John stares at her. “Is that what you think?”
“This is what you always do,” she points out. “You cut and run when you’re afraid of what you’ll do, of losing this. I’m changing, John. We’re changing. And you need to catch up or be left behind.”
He makes his choice. She tries not to regret it when he moves out. She tries to hold firm when he moves back in, and she moves in with Raven. She nearly forgets when Raven moves out and Anya moves in, but it comes roaring back every so often and nearly chokes her every day.
There’s a knock at the door, a scuffle of feet on the porch that Emori can hear clearly thanks to the open windows throughout the house. Her heart leaps into her throat. She feels ink and a coarse napkin under her hands.
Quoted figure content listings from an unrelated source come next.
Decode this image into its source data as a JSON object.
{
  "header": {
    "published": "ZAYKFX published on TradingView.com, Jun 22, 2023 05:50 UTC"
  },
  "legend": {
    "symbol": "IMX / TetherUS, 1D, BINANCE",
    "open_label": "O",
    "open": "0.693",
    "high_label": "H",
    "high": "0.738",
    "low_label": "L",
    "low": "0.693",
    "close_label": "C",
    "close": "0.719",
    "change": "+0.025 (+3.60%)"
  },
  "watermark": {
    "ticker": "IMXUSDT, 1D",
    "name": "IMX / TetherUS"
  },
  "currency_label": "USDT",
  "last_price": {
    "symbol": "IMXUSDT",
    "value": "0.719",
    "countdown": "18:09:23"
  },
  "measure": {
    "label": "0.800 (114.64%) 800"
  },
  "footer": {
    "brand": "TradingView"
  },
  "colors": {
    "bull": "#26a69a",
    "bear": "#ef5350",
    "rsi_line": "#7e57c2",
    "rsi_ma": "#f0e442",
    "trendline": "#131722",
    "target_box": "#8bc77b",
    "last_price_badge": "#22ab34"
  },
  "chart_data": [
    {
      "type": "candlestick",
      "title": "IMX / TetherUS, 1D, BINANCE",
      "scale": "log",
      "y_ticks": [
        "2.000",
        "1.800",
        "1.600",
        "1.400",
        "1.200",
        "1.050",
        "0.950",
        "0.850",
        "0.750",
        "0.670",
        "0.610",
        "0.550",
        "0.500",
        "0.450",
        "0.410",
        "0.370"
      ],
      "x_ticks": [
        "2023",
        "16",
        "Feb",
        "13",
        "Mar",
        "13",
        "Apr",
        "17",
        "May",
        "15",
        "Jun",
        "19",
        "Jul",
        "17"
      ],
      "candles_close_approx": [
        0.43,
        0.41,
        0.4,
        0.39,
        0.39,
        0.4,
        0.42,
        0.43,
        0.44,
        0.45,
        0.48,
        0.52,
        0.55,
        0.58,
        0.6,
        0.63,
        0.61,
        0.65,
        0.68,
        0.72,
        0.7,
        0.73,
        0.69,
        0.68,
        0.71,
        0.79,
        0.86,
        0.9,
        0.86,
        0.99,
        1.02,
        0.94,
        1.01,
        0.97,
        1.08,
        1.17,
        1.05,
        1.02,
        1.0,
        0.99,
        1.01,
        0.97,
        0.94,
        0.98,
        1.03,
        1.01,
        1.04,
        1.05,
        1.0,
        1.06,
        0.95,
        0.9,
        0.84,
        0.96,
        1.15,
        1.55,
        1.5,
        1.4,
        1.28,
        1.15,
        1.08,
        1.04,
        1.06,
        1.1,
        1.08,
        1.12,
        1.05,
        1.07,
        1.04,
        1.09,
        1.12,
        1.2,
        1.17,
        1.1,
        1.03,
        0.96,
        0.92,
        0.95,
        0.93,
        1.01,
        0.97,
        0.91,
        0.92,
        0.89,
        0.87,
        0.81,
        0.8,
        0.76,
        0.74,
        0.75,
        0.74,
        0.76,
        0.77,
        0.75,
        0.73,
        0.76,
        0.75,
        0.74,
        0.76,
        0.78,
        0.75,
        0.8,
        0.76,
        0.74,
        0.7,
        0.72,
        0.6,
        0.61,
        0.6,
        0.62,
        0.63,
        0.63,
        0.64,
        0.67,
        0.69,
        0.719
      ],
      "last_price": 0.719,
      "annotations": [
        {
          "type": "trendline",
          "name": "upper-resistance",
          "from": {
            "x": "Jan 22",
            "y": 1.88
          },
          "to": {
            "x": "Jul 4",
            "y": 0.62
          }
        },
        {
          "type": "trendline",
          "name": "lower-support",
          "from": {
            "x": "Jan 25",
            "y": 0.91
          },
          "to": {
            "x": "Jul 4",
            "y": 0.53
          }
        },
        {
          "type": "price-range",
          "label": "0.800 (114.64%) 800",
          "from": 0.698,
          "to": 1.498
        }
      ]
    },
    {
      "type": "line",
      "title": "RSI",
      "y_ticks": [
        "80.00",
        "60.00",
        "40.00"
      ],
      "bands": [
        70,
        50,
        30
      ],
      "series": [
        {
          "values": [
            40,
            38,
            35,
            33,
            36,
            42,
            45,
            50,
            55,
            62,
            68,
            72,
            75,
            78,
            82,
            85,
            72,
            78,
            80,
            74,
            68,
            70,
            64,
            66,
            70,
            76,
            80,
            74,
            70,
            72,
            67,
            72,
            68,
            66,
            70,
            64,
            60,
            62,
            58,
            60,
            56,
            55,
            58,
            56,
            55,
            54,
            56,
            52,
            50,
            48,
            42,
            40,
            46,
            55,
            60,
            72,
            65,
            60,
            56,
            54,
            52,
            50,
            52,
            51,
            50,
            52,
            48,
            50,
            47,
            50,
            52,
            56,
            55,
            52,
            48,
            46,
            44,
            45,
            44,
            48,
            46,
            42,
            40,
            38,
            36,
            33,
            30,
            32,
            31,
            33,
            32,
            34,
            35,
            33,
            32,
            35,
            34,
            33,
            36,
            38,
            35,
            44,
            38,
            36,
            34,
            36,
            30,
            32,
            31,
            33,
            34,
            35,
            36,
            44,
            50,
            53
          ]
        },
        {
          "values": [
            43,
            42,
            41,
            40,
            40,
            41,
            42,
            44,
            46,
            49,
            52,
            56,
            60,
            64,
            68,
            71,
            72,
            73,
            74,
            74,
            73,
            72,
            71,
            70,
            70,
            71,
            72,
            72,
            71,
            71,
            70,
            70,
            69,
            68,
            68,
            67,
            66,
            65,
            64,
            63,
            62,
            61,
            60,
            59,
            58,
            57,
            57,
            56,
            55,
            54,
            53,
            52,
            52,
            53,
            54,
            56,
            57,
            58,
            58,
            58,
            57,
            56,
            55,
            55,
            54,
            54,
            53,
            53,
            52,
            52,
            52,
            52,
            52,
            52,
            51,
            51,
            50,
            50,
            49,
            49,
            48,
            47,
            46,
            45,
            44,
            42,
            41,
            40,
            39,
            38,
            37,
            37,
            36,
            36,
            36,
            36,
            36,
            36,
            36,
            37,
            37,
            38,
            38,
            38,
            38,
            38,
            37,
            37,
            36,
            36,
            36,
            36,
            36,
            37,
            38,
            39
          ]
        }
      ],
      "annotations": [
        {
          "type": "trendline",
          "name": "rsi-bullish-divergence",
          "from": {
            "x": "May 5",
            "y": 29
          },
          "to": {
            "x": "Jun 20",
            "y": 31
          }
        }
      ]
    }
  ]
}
She tastes blood and whiskey and kisses.
“Emori?” Anya shouts upstairs. Her voice is full of questions. “There’s someone here for you.”
She’s halfway down the stairs before Anya can finish saying her name.
His name dies on her lips the moment she sees him. He looks like hell, looks like thousands of miles of dirt road, hangovers and nights crying into a shitty mattress on a dirty apartment floor.
“Emori?”
She told herself if he ever came, she’d make him apologize - make him ask for her to come home.
“John.”
She told herself she wouldn’t let him touch her.
“I’m so sorry, Mori.”
She told herself she wouldn’t run to him.
“It’s okay.”
She can’t move. She can’t breathe. Anya’s looking at her as if to say want me to kick him off my porch?
“No, it’s not, I-”
Anya moves aside, out of the doorway, and Emori flies into his arms so quickly she startles herself. He wraps his arms tightly around her shoulders and holds on with trembling hands.
“I’m sorry, Emori, I’m so sorry,” he says into her neck. He’s crying a little, and so is she, but she tries to keep it together enough to remember how it feels to bury her head in his chest.
“It’s okay.” She rubs his back with her good hand. “Shh, John, it’s okay.”
She can’t help it. She sees his car, and she can’t help it.
“What are you doing?” Anya asks. They’re only in town for a few hours, and only because Lexa lives here, just blocks from John’s - their - place.
Emori kneels by the shitty red Oldsmobile and wiggles the handle. It pops open. Before she can second-guess herself, she stuffs the napkin in the cupholder.
She shouldn’t have spent the whole drive working on it. She shouldn’t have taken him to every place that would make him miss her. But she did. She does. She closes the door and prays.
“You could just call him,” Anya says.
Emori shakes her head. “I want him to find me.” She smiles. “We always did like driving.”